Pour lui, cela présente un danger majeur pour la santé publique. « Selon les normes, les médicaments doivent être stockés à l’abri de la lumière, de l’humidité et d’éviter certaines conditions extrêmes. La pharmacie doit avoir des dimensions de 4m sur 4, un stock de 3m sur 3 et un bureau qui comprend 3m sur 2 », explique-t-il.
D’après lui, la date de péremption indiquée sur le médicament peut changer si les conditions de conservation de ne sont pas respectées. « Le médicament peut devenir invalide avant même la date de péremption indiquée sur le carton si les exigences de conservation du médicament ne sont pas respectées. Les médicaments mal conservés dans les pharmacies sont à remettre aux pharmaciens ».
Il explique que la destruction des médicaments périmés est financée à 100% par le responsable de la pharmacie. Les frais ne sont pas remboursés. C’est la raison pour laquelle certains opérateurs dans le secteur pharmaceutique préfèrent les vendre.

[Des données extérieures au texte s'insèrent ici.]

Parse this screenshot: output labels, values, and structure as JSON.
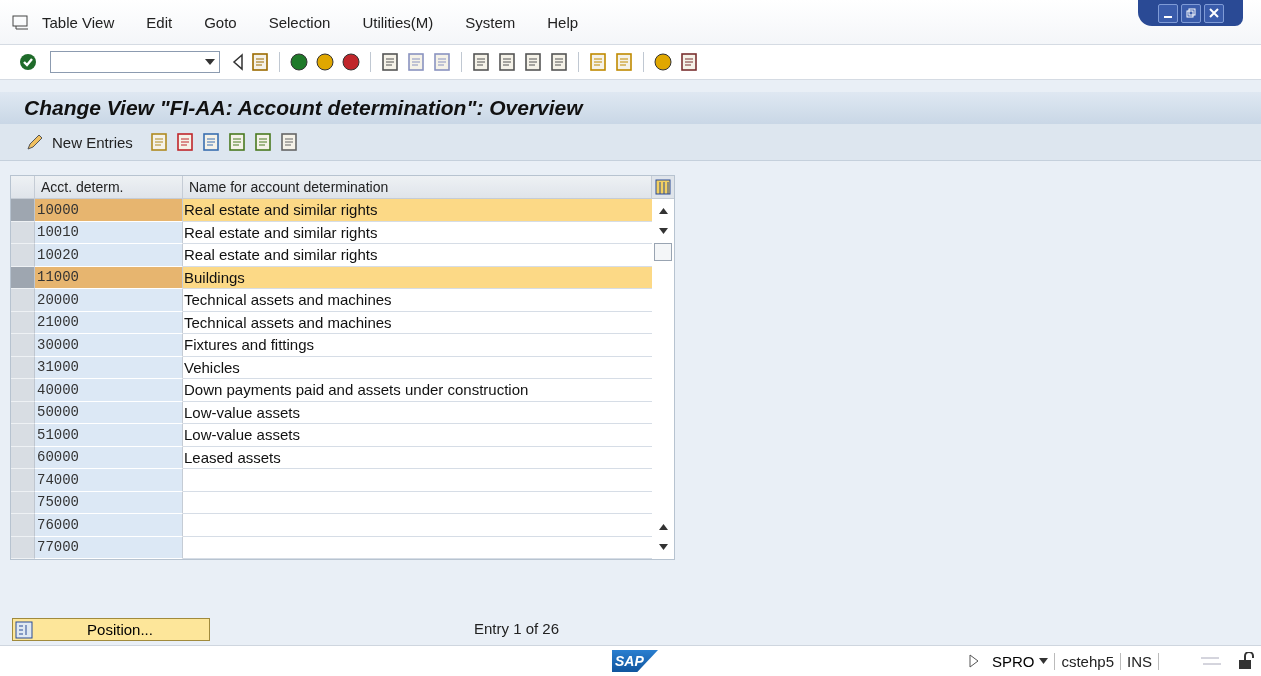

Il explique que certains produits périmés qui se trouvent dans les pharmacies de gros ne sont pas tous détruits. « Ils sont vendus clandestinement en RDC. Malheureusement, ils retournent au Burundi et sont vendus dans des pharmacies sur place. »
Auparavant, fait savoir ce médecin, le ministère de la Santé publique demandait aux propriétaires des pharmacies de faire la liste des médicaments périmés.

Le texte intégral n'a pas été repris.